2) Soit l'homme n'agit pas conformément à sa nature, à ses inclinations naturelles, auquel cas il obéit au Malin, plus encore il
gît au pouvoir du Malin, et n'est donc aucunement libre.
Voyez combien on est loin de la liberté telle que conçue par cet âne d'Ockam, à qui l'on doit la réduction et l'appauvrissement de la théologie morale à la seule question de l'obligation (seule question d'intérêt dans le cadre d'une telle conception de la liberté), et qui règne en maître aujourd'hui !
MB a écrit :Comme me le disait récemment un ami historien : depuis, en gros, le 16ème s., a disparu une certaine façon de faire de la théologie (avant, on parlait de manière positive ; désormais, on interdit - cf. les anathèmes du Concile de Trente, p. ex.). Malgré les efforts de bonnes volontés comme vous, on pense toujours selon ces axes-là.
Il ne faut pas exagérer non plus. La pratique de l'anathème par un Concile est bien antérieure à celui de Trente. Le problème du 16ème, c'est ainsi que je le disais Ockam, dont les idées flottaient certes dans l'air, mais qu'il a systématisé jusqu'à l'extrême.
Du coup, la théologie morale s'est très rapidement (il est d'ailleurs impressionnant de voir avec quelle rapidité !) concentrée sur la notion d'obligation. Les béatitudes, fondement de la théologie morale jusque là, sont ont été oubliées. Est née la spiritualité (tout ce que l'on appelle théologie spirituelle et mystique n'est jamais qu'un démembrement de la théologie morale) : on en vint à croire et enseigner qu'il existe une voie "pépère" pour tout le monde (respecter les obligations) et une autre voie, réservée aux religieux. Le problème de cette croyance, c'est qu'il n'existe dans le christiannisme qu'une seule voie, et c'est celle des béatitudes. Il n'y a pas, et ne saurait y avoir de voie "pépère". Tel est le sens profond de l'insistance de Vatican II sur l'appel universel à la sainteté.
Mais pas seulement ! La théologie de la grâce, par exemple, par essentielle de la théologie morale des Pères ? Oubliée. Elle est désormais "classée" en dogmatique.

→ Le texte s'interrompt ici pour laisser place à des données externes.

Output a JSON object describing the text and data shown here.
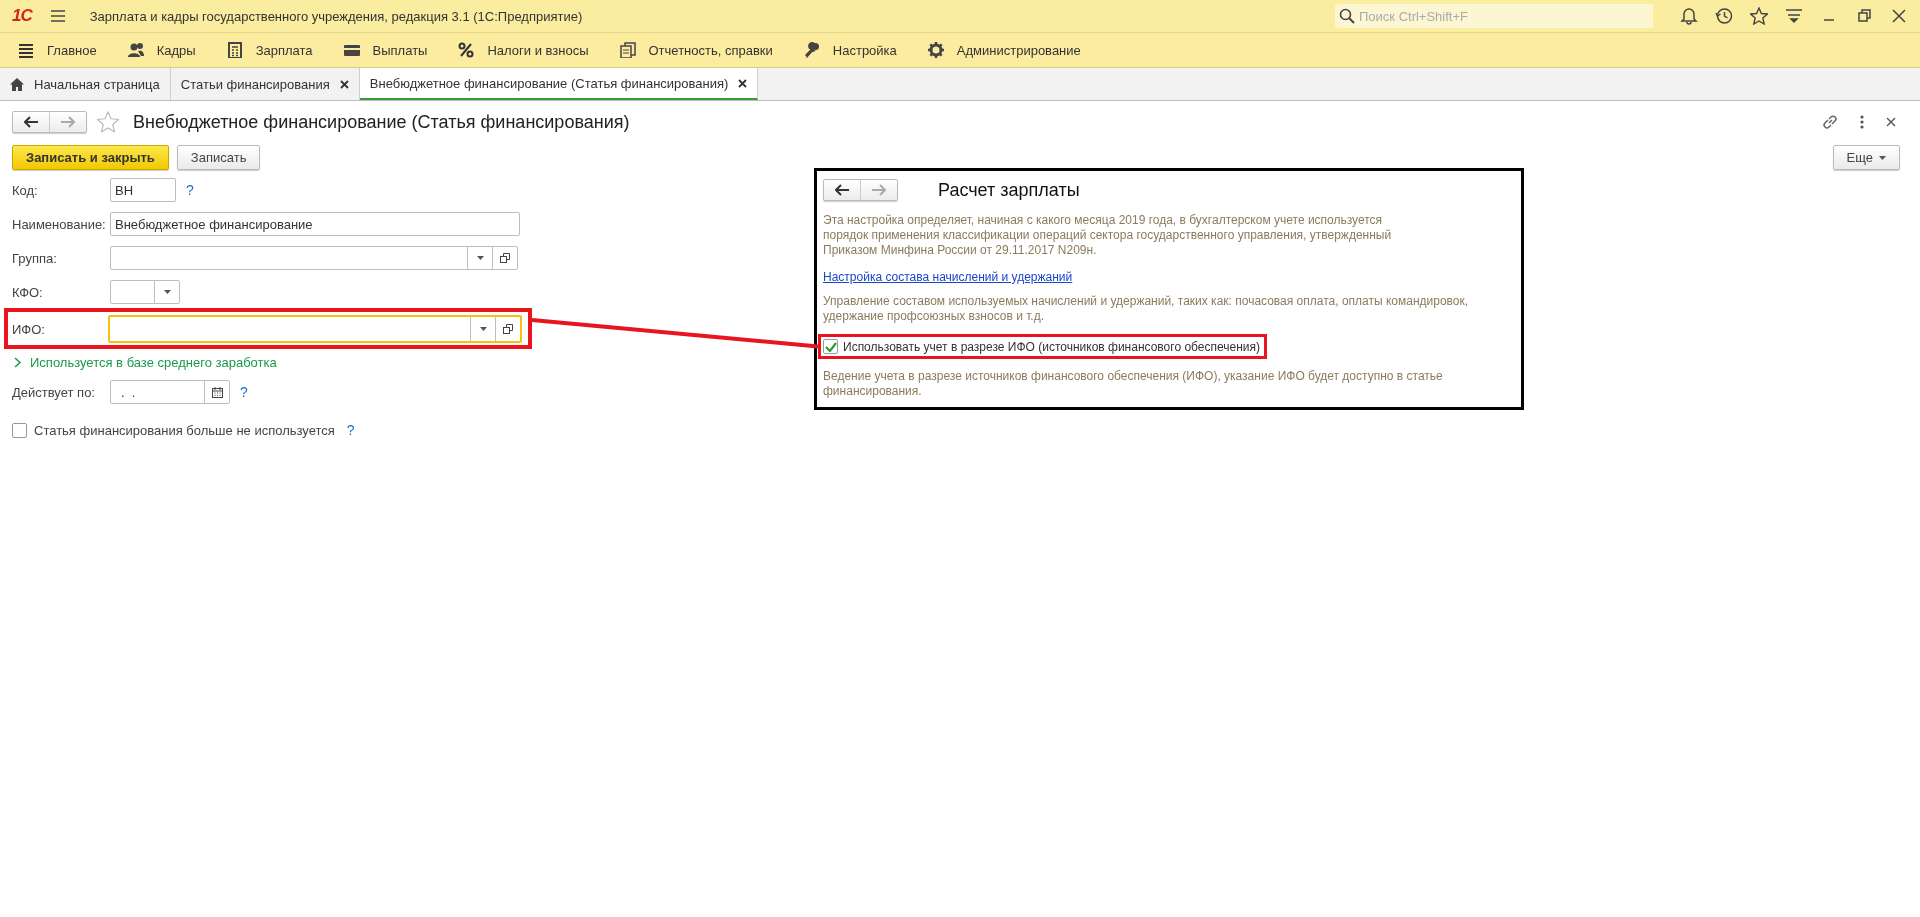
{
  "app": {
    "logo": "1С",
    "title": "Зарплата и кадры государственного учреждения, редакция 3.1  (1С:Предприятие)",
    "search": {
      "placeholder": "Поиск Ctrl+Shift+F"
    }
  },
  "menu": [
    {
      "label": "Главное"
    },
    {
      "label": "Кадры"
    },
    {
      "label": "Зарплата"
    },
    {
      "label": "Выплаты"
    },
    {
      "label": "Налоги и взносы"
    },
    {
      "label": "Отчетность, справки"
    },
    {
      "label": "Настройка"
    },
    {
      "label": "Администрирование"
    }
  ],
  "tabs": [
    {
      "label": "Начальная страница",
      "selected": false,
      "kind": "home"
    },
    {
      "label": "Статьи финансирования",
      "selected": false,
      "kind": "page"
    },
    {
      "label": "Внебюджетное финансирование (Статья финансирования)",
      "selected": true,
      "kind": "page"
    }
  ],
  "form": {
    "title": "Внебюджетное финансирование (Статья финансирования)",
    "favorite": false,
    "buttons": [
      {
        "label": "Записать и закрыть",
        "kind": "primary"
      },
      {
        "label": "Записать",
        "kind": "normal"
      }
    ],
    "more_button": "Еще",
    "rows": [
      {
        "kind": "short_text",
        "label": "Код:",
        "value": "ВН",
        "help": "?",
        "focused": false,
        "highlighted": false
      },
      {
        "kind": "text",
        "label": "Наименование:",
        "value": "Внебюджетное финансирование",
        "focused": false,
        "highlighted": false
      },
      {
        "kind": "ref",
        "label": "Группа:",
        "focused": false,
        "highlighted": false
      },
      {
        "kind": "choice",
        "label": "КФО:",
        "focused": false,
        "highlighted": false
      },
      {
        "kind": "ref",
        "label": "ИФО:",
        "focused": true,
        "highlighted": true
      },
      {
        "kind": "expander",
        "text": "Используется в базе среднего заработка",
        "expanded": false
      },
      {
        "kind": "date",
        "label": "Действует по:",
        "value": ".  .",
        "help": "?",
        "focused": false,
        "highlighted": false
      },
      {
        "kind": "checkbox",
        "label": "Статья финансирования больше не используется",
        "help": "?",
        "checked": false
      }
    ]
  },
  "callout": {
    "title": "Расчет зарплаты",
    "intro": "Эта настройка определяет, начиная с какого месяца 2019 года, в бухгалтерском учете используется\nпорядок применения классификации операций сектора государственного управления, утвержденный\nПриказом Минфина России от 29.11.2017 N209н.",
    "link": "Настройка состава начислений и удержаний",
    "link_note": "Управление составом используемых начислений и удержаний, таких как: почасовая оплата, оплаты командировок,\nудержание профсоюзных взносов и т.д.",
    "checkbox": {
      "label": "Использовать учет в разрезе ИФО (источников финансового обеспечения)",
      "checked": true,
      "highlighted": true
    },
    "note": "Ведение учета в разрезе источников финансового обеспечения (ИФО), указание ИФО будет доступно в статье\nфинансирования."
  }
}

Et, naturellement, comme à chaque fois qu'une discipline se sépare du tronc, elle adopte progressivement son propre langage, ses propres méthodes... De sorte qu'elle communique de moins en moins avec le tronc, et encore moins avec les autres branches...
MB a écrit :Je vais aussi vous faire une confidence. J'ai lu, et pas seulement ici, beaucoup d'arguments venant appuyer la doctrine de l'encyclique de 67. Tous sont intéressants, et beaucoup sont étonnamment intelligents. Mais - dois-je en avoir honte ? - aucun ne m'a convaincu. Quand il s'agit de dénoncer l'avortement, le stérilet, le remariage des divorcés, l'adultère, pas de problème ; la compréhension vient d'elle-même, même si la conclusion pratique peut paraître inhumainement exigeante.
Personne n'a jamais prétendu que l'art de vivre chrétien soit sieste et farniente.
"Pour les hommes c'est impossible, mais pour Dieu tout est possible".
Au passage, votre remarque est typique des conséquences de la théologie morale décadente : elle explique ce qu'il faut faire et ce qu'il ne faut pas faire, mais elle se garde bien d'expliquer "comment" il faut le faire... Le redécouverte de la "vie dans l'Esprit" est plus que providentielle à cet égard !
MB a écrit :Mais quand il s'agit de décrire comme illicites les moyens de contraception en question (en particulier la pilule), là, vraiment, je ne vois pas. On peut dire beaucoup de choses toutes plus pertinentes les unes que les autres, mais dans la matière même du sujet, aucune n'arrive à emporter mon adhésion.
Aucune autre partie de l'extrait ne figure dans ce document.